#OTel live progress
1 messages · Page 1 of 1 (latest)
Yeah, it's a custom implementation by @fierce minnow. We call on end in on start: https://github.com/dagger/dagger/pull/9718/files#diff-9b42608174681163d57b055b73549d2a7cfdc631586f90744087baf751aa2153R116-R130
Yep you guessed it. There are a few pitfalls, but it's holding so far:
- For various reasons you'll end up with different timestamps in place of EndTime, sometimes you get year 1764 or something, sometimes you get Unix epoch, sometimes you get 0001, etc. - so your best bet is to always just test "if endTime < startTime"
- We also support sending data to traditional services/tools like Jaeger and Honeycomb (via standard
OTEL_*env vars), which understandably get very confused by this, so we have an exporter in the pipeline that strips out any unfinished spans before passing the payload downstream - For a while we also supported live updates to span attributes/events/etc. but that was much too fiddly (have to wrap the entire span API) especially since each SDK would have to implement it, so now we just send on start/end. If we ever need incremental updates to spans we'll just use OTel logs instead.
I see, thanks for the view under the hood, was just curious while working on some live/real-time stuff and thought of Dagger. Would love if OTEL backends actually supported something like this.
Yeah I've been pretty shocked since the beginning that OTel didn't address this 😅 It was pretty whack seeing orphaned data in Jaeger until the root span finally arrived and told you what any of it was
@fierce minnow when dagger runs a tool in a container, and that tool emits otel traces , will those traces also be shown in real time?

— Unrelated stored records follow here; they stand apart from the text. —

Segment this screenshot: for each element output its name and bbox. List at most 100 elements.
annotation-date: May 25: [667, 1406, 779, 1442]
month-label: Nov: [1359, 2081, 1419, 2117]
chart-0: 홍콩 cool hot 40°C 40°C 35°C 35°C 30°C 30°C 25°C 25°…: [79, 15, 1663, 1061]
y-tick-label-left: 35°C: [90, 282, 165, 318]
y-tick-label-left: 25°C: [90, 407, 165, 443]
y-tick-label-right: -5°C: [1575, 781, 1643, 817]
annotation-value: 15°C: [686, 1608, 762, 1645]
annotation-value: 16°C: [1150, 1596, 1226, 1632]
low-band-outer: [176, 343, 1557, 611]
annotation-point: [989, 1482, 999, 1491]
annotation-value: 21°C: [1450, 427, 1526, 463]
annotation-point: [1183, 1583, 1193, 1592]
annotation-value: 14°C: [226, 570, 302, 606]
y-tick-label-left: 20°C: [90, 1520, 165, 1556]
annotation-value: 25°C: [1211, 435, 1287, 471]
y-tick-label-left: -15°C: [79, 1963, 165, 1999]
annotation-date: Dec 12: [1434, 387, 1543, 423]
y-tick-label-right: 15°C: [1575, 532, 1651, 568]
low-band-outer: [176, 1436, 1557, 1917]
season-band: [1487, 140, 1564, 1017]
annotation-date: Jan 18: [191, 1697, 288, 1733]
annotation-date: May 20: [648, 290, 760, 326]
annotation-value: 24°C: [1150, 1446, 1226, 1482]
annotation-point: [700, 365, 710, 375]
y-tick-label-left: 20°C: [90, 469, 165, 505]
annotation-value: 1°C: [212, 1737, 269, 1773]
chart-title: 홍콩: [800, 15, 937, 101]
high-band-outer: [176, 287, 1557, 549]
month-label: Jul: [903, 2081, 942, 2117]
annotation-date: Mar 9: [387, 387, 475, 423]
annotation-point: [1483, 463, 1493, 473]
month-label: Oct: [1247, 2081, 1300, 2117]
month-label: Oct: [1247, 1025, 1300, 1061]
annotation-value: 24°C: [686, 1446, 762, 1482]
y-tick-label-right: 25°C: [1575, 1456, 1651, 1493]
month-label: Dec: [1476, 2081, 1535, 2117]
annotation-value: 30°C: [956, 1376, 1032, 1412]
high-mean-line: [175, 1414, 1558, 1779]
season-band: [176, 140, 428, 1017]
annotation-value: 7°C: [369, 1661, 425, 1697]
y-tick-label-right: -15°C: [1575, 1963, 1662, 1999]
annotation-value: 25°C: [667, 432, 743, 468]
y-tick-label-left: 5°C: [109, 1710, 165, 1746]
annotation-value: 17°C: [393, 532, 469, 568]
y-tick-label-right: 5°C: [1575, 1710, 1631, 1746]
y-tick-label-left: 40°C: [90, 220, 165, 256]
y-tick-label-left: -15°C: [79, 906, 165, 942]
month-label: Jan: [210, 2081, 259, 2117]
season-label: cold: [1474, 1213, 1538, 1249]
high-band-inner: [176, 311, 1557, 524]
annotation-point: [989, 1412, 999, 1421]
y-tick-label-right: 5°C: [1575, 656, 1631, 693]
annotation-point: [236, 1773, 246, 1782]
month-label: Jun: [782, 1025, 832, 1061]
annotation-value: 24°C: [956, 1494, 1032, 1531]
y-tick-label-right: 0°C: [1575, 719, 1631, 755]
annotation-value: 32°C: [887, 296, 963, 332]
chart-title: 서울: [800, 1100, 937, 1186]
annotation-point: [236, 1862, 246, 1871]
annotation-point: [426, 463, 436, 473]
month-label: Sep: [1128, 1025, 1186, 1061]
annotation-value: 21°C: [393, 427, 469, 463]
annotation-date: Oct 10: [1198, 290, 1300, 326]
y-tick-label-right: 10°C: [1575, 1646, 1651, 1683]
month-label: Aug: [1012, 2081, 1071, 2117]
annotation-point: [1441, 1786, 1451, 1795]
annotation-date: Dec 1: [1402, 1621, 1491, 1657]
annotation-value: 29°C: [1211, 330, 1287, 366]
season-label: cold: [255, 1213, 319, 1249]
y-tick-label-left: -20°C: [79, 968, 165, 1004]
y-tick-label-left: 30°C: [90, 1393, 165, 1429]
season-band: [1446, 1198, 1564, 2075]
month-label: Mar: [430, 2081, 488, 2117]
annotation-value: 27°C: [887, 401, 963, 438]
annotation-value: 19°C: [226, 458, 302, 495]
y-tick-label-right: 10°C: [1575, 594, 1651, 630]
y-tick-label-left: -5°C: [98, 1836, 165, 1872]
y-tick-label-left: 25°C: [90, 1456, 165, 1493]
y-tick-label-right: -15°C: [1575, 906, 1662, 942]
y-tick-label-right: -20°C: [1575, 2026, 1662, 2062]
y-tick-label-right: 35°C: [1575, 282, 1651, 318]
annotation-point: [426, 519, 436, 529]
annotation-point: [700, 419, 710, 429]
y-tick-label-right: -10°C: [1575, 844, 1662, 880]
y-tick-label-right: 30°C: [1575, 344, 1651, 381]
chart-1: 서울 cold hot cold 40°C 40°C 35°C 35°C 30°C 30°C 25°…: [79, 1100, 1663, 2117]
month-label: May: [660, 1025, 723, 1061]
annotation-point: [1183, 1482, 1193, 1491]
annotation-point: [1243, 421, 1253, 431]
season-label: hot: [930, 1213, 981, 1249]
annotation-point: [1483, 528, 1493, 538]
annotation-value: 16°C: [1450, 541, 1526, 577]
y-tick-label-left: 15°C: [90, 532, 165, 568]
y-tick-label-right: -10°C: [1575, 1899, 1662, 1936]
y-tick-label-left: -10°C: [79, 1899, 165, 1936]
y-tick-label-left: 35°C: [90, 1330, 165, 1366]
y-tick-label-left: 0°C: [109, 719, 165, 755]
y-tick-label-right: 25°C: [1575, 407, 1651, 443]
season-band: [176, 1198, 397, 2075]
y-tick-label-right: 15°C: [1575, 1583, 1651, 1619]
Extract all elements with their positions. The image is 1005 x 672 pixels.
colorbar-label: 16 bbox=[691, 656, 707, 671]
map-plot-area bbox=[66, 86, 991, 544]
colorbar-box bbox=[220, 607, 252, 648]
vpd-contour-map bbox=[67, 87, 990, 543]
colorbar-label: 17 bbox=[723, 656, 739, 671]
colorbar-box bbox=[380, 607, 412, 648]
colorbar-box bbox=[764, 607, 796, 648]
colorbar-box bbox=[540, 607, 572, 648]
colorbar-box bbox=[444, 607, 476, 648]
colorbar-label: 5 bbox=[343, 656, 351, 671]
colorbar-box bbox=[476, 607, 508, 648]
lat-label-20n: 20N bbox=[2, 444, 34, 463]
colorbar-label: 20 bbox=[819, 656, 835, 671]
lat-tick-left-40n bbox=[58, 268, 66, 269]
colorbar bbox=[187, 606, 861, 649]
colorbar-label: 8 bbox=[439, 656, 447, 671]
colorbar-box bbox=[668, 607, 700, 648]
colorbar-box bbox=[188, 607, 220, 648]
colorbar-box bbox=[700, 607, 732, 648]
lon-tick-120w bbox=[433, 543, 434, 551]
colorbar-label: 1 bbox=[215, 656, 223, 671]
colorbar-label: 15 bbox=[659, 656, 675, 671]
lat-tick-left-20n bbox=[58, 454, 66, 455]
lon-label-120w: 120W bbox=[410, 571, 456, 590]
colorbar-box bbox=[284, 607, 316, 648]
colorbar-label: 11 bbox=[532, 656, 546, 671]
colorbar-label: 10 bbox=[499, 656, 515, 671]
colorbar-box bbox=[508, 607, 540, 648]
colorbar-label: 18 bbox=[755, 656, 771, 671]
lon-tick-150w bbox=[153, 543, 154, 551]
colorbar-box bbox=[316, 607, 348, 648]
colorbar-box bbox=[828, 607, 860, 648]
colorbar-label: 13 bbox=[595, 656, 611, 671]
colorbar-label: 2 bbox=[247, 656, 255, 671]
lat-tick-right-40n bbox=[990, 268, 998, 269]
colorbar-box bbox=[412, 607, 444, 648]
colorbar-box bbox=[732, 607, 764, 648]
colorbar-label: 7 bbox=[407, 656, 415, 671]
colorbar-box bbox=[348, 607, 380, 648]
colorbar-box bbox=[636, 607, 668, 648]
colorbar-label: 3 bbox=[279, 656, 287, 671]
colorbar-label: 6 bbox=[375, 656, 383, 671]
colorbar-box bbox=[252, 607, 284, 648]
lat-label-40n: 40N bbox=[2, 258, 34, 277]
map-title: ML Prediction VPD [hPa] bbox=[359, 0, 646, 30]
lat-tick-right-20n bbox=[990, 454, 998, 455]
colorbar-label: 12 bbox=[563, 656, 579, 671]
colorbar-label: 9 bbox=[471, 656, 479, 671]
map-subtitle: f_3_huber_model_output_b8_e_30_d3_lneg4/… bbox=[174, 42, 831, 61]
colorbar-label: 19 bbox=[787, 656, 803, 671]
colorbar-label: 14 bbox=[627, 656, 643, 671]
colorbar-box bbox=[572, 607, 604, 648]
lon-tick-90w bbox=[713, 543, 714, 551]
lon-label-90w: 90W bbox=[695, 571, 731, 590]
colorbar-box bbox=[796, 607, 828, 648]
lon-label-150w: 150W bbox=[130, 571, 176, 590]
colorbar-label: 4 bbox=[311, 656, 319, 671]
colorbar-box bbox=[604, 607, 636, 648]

if they're just using off-the-shelf OTel SDK running in a regular non-module container: no
if they're in a module whose SDK supports live streaming (Go, Python): yes
if they're using the telemetry package exported by our SDKs to auto-write OTel (Go, and I think Python): yes
here's what it looked like for Python to add support: https://github.com/dagger/dagger/commit/976cd0bf4be8d1cacbc3ee23a7ab057e8868ac2d
samesies, and it's far from just a CI or dagger problem, in fintech at least we'd have awful trace gore all the time because of long-running batch jobs running on temporal
"who's calling this function if the batch job isn't running?!!"